Human induced pluripotent stem cell (iPSC)–derived cerebellar organoids provide a physiologically relevant human platform to model tumorigenic events and enable more predictive drug screening. In this study, we established a robust protocol for generating cerebellar organoids from human iPSCs and modelled oncogene-driven transformation toward medulloblastoma using two clinically relevant oncogenic combinations: MYC with OTX2, associated with Group 3/4–like disease, and MYC with GFI1, associated with Group 3 medulloblastoma.

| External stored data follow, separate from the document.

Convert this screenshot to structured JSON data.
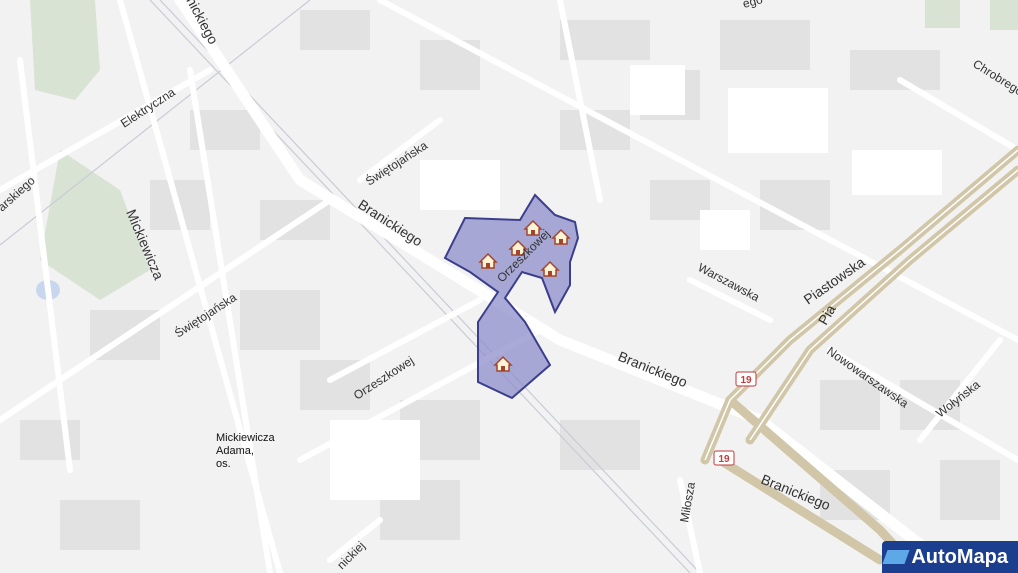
{
  "map": {
    "streets": {
      "branickiego_top": "Branickiego",
      "branickiego_mid": "Branickiego",
      "branickiego_bottom": "Branickiego",
      "branickiego_north": "nickiego",
      "elektryczna": "Elektryczna",
      "mickiewicza": "Mickiewicza",
      "swietojanska_top": "Świętojańska",
      "swietojanska_left": "Świętojańska",
      "orzeszkowej_area": "Orzeszkowej",
      "orzeszkowej_left": "Orzeszkowej",
      "warszawska": "Warszawska",
      "piastowska": "Piastowska",
      "piastowska_vertical": "Pia",
      "nowowarszawska": "Nowowarszawska",
      "wolynska": "Wołyńska",
      "milosza": "Miłosza",
      "chrobrego": "Chrobrego",
      "arskiego": "arskiego",
      "nickiej": "nickiej",
      "top_edge": "ego"
    },
    "route_badges": [
      "19",
      "19"
    ],
    "place_label": [
      "Mickiewicza",
      "Adama,",
      "os."
    ],
    "marker_icon": "house-icon",
    "area_color": "#8c8ecb",
    "road_color": "#ffffff",
    "main_road_color": "#d1c7a8"
  },
  "branding": {
    "logo_text": "AutoMapa"
  }
}
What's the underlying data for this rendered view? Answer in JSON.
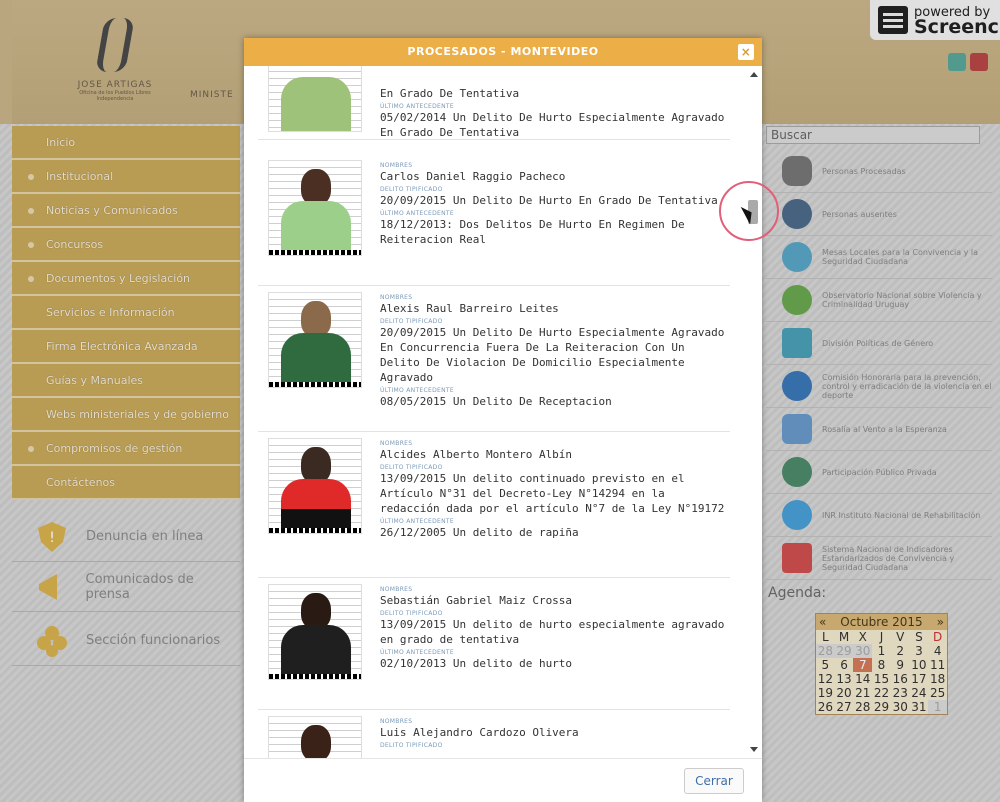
{
  "header": {
    "logo_name": "JOSE ARTIGAS",
    "logo_subtitle": "Oficina de los Pueblos Libres",
    "logo_subtitle2": "Independencia",
    "ministry": "MINISTE",
    "screencast_line1": "powered by",
    "screencast_line2": "Screenc"
  },
  "nav": {
    "items": [
      "Inicio",
      "Institucional",
      "Noticias y Comunicados",
      "Concursos",
      "Documentos y Legislación",
      "Servicios e Información",
      "Firma Electrónica Avanzada",
      "Guías y Manuales",
      "Webs ministeriales y de gobierno",
      "Compromisos de gestión",
      "Contáctenos"
    ]
  },
  "side_links": [
    "Denuncia en línea",
    "Comunicados de prensa",
    "Sección funcionarios"
  ],
  "right": {
    "search_label": "Buscar",
    "items": [
      "Personas Procesadas",
      "Personas ausentes",
      "Mesas Locales para la Convivencia y la Seguridad Ciudadana",
      "Observatorio Nacional sobre Violencia y Criminalidad Uruguay",
      "División Políticas de Género",
      "Comisión Honoraria para la prevención, control y erradicación de la violencia en el deporte",
      "Rosalía al Vento a la Esperanza",
      "Participación Público Privada",
      "INR Instituto Nacional de Rehabilitación",
      "Sistema Nacional de Indicadores Estandarizados de Convivencia y Seguridad Ciudadana"
    ],
    "agenda_label": "Agenda:",
    "calendar": {
      "month": "Octubre 2015",
      "prev": "«",
      "next": "»",
      "weekdays": [
        "L",
        "M",
        "X",
        "J",
        "V",
        "S",
        "D"
      ],
      "days": [
        "28",
        "29",
        "30",
        "1",
        "2",
        "3",
        "4",
        "5",
        "6",
        "7",
        "8",
        "9",
        "10",
        "11",
        "12",
        "13",
        "14",
        "15",
        "16",
        "17",
        "18",
        "19",
        "20",
        "21",
        "22",
        "23",
        "24",
        "25",
        "26",
        "27",
        "28",
        "29",
        "30",
        "31",
        "1"
      ]
    }
  },
  "modal": {
    "title": "PROCESADOS - MONTEVIDEO",
    "close_symbol": "×",
    "close_button": "Cerrar",
    "labels": {
      "nombres": "NOMBRES",
      "delito": "DELITO TIPIFICADO",
      "antecedente": "ÚLTIMO ANTECEDENTE"
    },
    "entries": [
      {
        "nombres": "",
        "delito": "En Grado De Tentativa",
        "antecedente": "05/02/2014 Un Delito De Hurto Especialmente Agravado En Grado De Tentativa"
      },
      {
        "nombres": "Carlos Daniel Raggio Pacheco",
        "delito": "20/09/2015 Un Delito De Hurto En Grado De Tentativa",
        "antecedente": "18/12/2013: Dos Delitos De Hurto En Regimen De Reiteracion Real"
      },
      {
        "nombres": "Alexis Raul Barreiro Leites",
        "delito": "20/09/2015 Un Delito De Hurto Especialmente Agravado En Concurrencia Fuera De La Reiteracion Con Un Delito De Violacion De Domicilio Especialmente Agravado",
        "antecedente": "08/05/2015 Un Delito De Receptacion"
      },
      {
        "nombres": "Alcides Alberto Montero Albín",
        "delito": "13/09/2015 Un delito continuado previsto en el Artículo N°31 del Decreto-Ley N°14294 en la redacción dada por el artículo N°7 de la Ley N°19172",
        "antecedente": "26/12/2005 Un delito de rapiña"
      },
      {
        "nombres": "Sebastián Gabriel Maiz Crossa",
        "delito": "13/09/2015 Un delito de hurto especialmente agravado en grado de tentativa",
        "antecedente": "02/10/2013 Un delito de hurto"
      },
      {
        "nombres": "Luis Alejandro Cardozo Olivera",
        "delito": "",
        "antecedente": ""
      }
    ]
  },
  "colors": {
    "modal_header": "#ecae46",
    "nav": "#c9aa5c",
    "label": "#7a9aba"
  }
}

Cerebellar differentiation was optimised and characterised using time-resolved expression of neural progenitor markers and lineage-specific markers corresponding to ventricular zone and rhombic lip populations. Oncogenes were initially introduced into organoids using electroporation-based delivery of PiggyBac transposon plasmids tagged with fluorescent reporter. Although stable oncogene expression was detectable for up to 50 days, this approach exhibited significant technical limitations, including heterogeneous expression, restricted plasmid distribution within mature organoids, and variable transfection efficiency, with successful modification achieved in only 30–60% of organoids.
To address these challenges, we are implementing a doxycycline-inducible PiggyBac transposase–mediated genomic integration strategy, enabling stable and controllable oncogene expression, real-time fluorescent monitoring, and puromycin selection, thereby improving reproducibility, consistency, and temporal control while preventing premature oncogene activation.
Overall, this dual-model platform enables physiologically relevant drug screening and therapeutic evaluation in developing and established medulloblastoma. Integration of cerebellar cells permits assessment of tumour response and normal brain toxicity, while expandable mini tumour organoids support scalable drug testing and personalised therapy development beyond conventional 2D models.